My take is this: we can write $T = \{S_i: i \in I\}$ for fome index $I$. Now, every $T_i$ is a colection of sets itself, so we can write, for every $i \in I$, $T_i = \{C_{i,j}: j \in J_i\}$, for some index $J_i$. So in my head $S = \{N: N = \bigcap_{i \in I} (\bigcup_{j \in J_i} C_{i,j})\}$. Is this correct, or there is something to change? Thank you.
This answer assumes that $T$ is already defined as $T = \left\{T_{i} \mid i \in I\right\}$ for some index set $I$.

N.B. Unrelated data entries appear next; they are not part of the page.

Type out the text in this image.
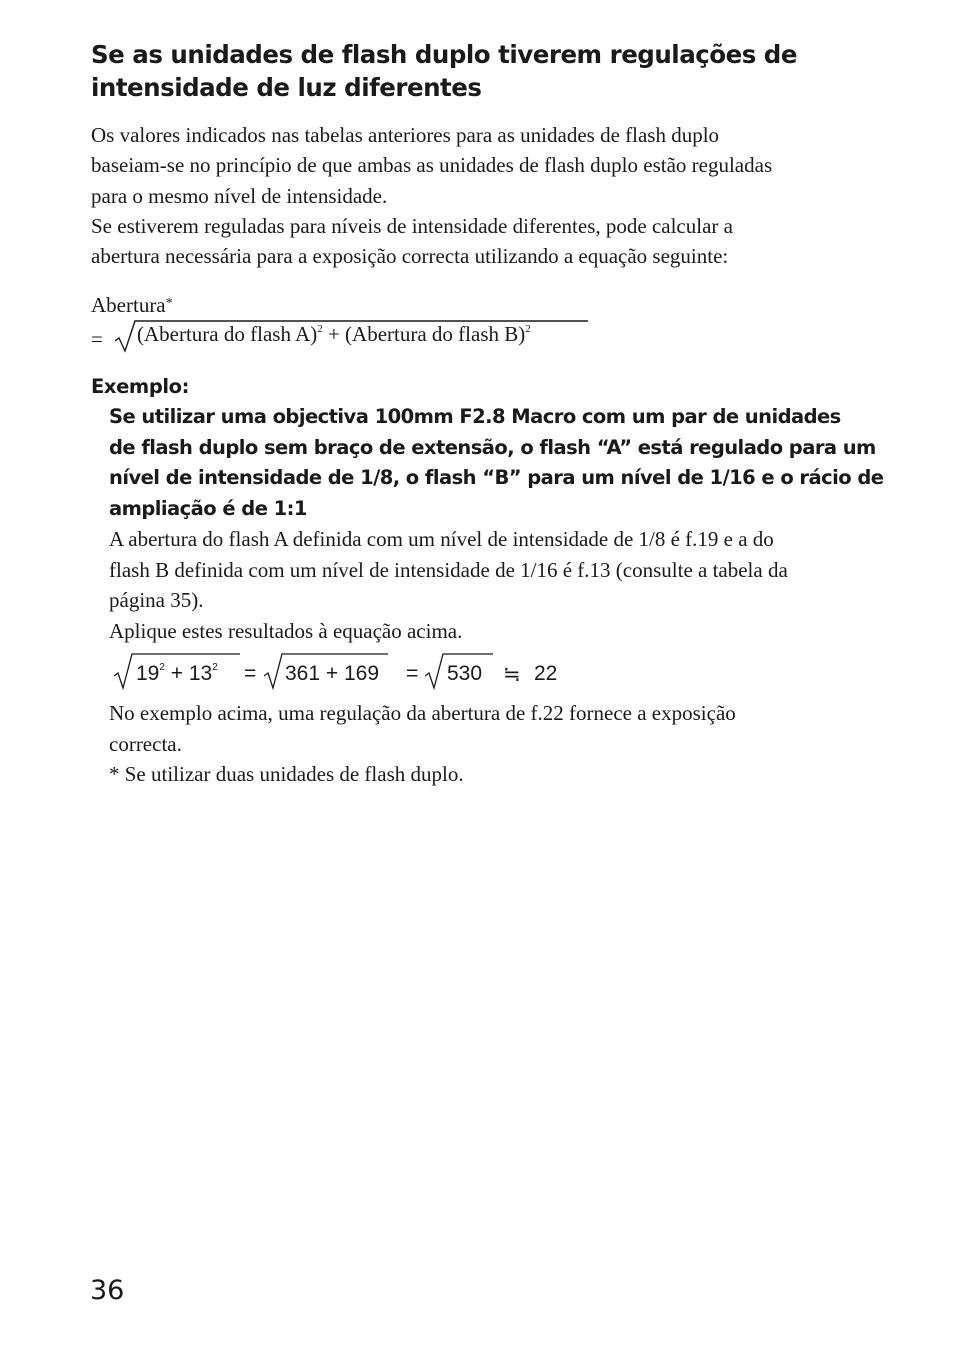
Se as unidades de flash duplo tiverem regulações de
intensidade de luz diferentes
Os valores indicados nas tabelas anteriores para as unidades de flash duplo
baseiam-se no princípio de que ambas as unidades de flash duplo estão reguladas
para o mesmo nível de intensidade.
Se estiverem reguladas para níveis de intensidade diferentes, pode calcular a
abertura necessária para a exposição correcta utilizando a equação seguinte:
Abertura*
= (Abertura do flash A)$^2$ + (Abertura do flash B)$^2$
Exemplo:
Se utilizar uma objectiva 100mm F2.8 Macro com um par de unidades
de flash duplo sem braço de extensão, o flash “A” está regulado para um
nível de intensidade de 1/8, o flash “B” para um nível de 1/16 e o rácio de
ampliação é de 1:1
A abertura do flash A definida com um nível de intensidade de 1/8 é f.19 e a do
flash B definida com um nível de intensidade de 1/16 é f.13 (consulte a tabela da
página 35).
Aplique estes resultados à equação acima.
$19^2 + 13^2 = 361 + 169 = 530$ ≒ 22
No exemplo acima, uma regulação da abertura de f.22 fornece a exposição
correcta.
* Se utilizar duas unidades de flash duplo.
36
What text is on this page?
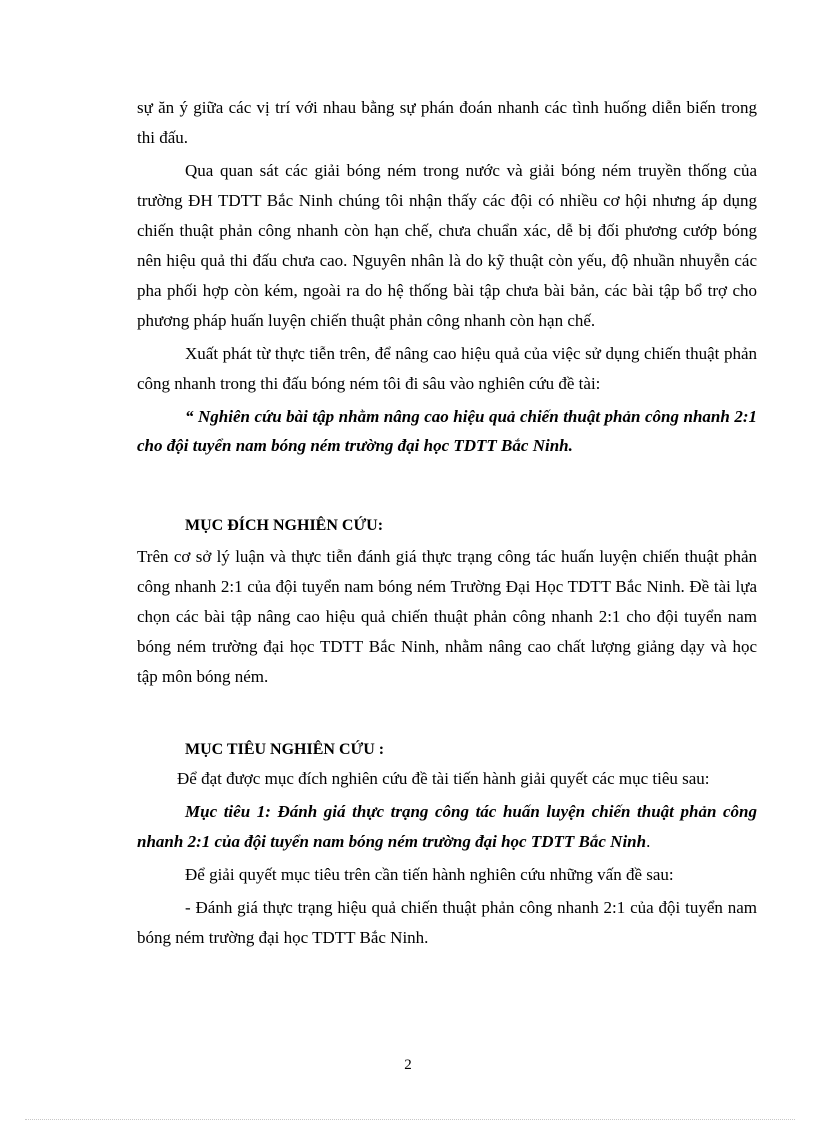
sự ăn ý giữa các vị trí với nhau bằng sự phán đoán nhanh các tình huống diễn biến trong thi đấu.

Qua quan sát các giải bóng ném trong nước và giải bóng ném truyền thống của trường ĐH TDTT Bắc Ninh chúng tôi nhận thấy các đội có nhiều cơ hội nhưng áp dụng chiến thuật phản công nhanh còn hạn chế, chưa chuẩn xác, dễ bị đối phương cướp bóng nên hiệu quả thi đấu chưa cao. Nguyên nhân là do kỹ thuật còn yếu, độ nhuần nhuyễn các pha phối hợp còn kém, ngoài ra do hệ thống bài tập chưa bài bản, các bài tập bổ trợ cho phương pháp huấn luyện chiến thuật phản công nhanh còn hạn chế.

Xuất phát từ thực tiễn trên, để nâng cao hiệu quả của việc sử dụng chiến thuật phản công nhanh trong thi đấu bóng ném tôi đi sâu vào nghiên cứu đề tài:

“ Nghiên cứu bài tập nhằm nâng cao hiệu quả chiến thuật phản công nhanh 2:1 cho đội tuyển nam bóng ném trường đại học TDTT Bắc Ninh.

MỤC ĐÍCH NGHIÊN CỨU:

Trên cơ sở lý luận và thực tiễn đánh giá thực trạng công tác huấn luyện chiến thuật phản công nhanh 2:1 của đội tuyển nam bóng ném Trường Đại Học TDTT Bắc Ninh. Đề tài lựa chọn các bài tập nâng cao hiệu quả chiến thuật phản công nhanh 2:1 cho đội tuyển nam bóng ném trường đại học TDTT Bắc Ninh, nhằm nâng cao chất lượng giảng dạy và học tập môn bóng ném.

MỤC TIÊU NGHIÊN CỨU :

Để đạt được mục đích nghiên cứu đề tài tiến hành giải quyết các mục tiêu sau:

Mục tiêu 1: Đánh giá thực trạng công tác huấn luyện chiến thuật phản công nhanh 2:1 của đội tuyển nam bóng ném trường đại học TDTT Bắc Ninh.

Để giải quyết mục tiêu trên cần tiến hành nghiên cứu những vấn đề sau:

- Đánh giá thực trạng hiệu quả chiến thuật phản công nhanh 2:1 của đội tuyển nam bóng ném trường đại học TDTT Bắc Ninh.

2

Take some $B \in S$. By definition of $S$, we have
$$B = \bigcap_{i \in I} B_{i}$$
for some collection of sets $\left\{B_{i} \mid i \in I\right\}$ such that for each $i \in I$, we have $B_{i} \in T_{i}$. Hence, we can define $S$ simply as
$$S = \left\{\bigcap_{i \in I} B_{i} \mid B_{i} \in T_{i}\right\}$$
Update
Assume that we must continue from the definitions already provided by the OP.

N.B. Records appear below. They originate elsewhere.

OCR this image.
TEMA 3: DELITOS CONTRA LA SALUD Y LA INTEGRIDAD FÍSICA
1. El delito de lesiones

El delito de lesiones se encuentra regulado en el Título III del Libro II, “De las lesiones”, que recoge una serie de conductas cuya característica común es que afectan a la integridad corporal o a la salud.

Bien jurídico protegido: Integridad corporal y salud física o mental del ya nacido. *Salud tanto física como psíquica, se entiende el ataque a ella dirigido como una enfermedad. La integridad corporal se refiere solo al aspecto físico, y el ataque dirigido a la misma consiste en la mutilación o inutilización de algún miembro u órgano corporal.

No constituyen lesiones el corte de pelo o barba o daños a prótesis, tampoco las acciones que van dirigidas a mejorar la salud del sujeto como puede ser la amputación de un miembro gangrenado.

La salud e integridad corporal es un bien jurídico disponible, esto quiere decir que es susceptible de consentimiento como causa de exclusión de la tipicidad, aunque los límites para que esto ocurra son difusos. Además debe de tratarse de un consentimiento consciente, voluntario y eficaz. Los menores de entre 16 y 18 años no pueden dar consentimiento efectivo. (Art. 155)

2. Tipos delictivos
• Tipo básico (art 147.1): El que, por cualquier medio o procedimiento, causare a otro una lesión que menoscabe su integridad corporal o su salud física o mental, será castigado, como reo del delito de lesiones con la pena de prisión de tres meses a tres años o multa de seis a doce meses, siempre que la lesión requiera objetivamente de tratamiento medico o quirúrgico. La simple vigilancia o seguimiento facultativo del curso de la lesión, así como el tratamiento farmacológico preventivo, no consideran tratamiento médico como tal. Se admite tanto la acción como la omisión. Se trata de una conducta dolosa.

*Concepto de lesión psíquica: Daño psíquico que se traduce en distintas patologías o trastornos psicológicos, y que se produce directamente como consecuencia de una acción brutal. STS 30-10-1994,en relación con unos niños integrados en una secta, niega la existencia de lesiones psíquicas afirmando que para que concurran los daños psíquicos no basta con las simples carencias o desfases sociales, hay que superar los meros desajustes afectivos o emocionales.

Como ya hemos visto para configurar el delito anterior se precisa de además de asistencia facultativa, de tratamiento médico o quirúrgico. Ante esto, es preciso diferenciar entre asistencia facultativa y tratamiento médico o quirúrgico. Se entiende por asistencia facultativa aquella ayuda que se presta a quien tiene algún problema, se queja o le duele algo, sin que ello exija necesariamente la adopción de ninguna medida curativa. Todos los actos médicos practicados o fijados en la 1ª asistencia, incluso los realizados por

Take some $N \in S$. By definition of $S$, we have
$$N = \bigcap_{i \in I} C_{i, j}$$
for some collection of sets $\left\{C_{i,j} \mid i \in I\right\}$ such that for each $i \in I$, we have $j \in J_{i}$. Hence, $S$ is simply defined as
$$S = \left\{\bigcap_{\substack{i \in I \\ j \in J_{i}}} C_{i, j}\right\}$$
without any further characterization in the definition.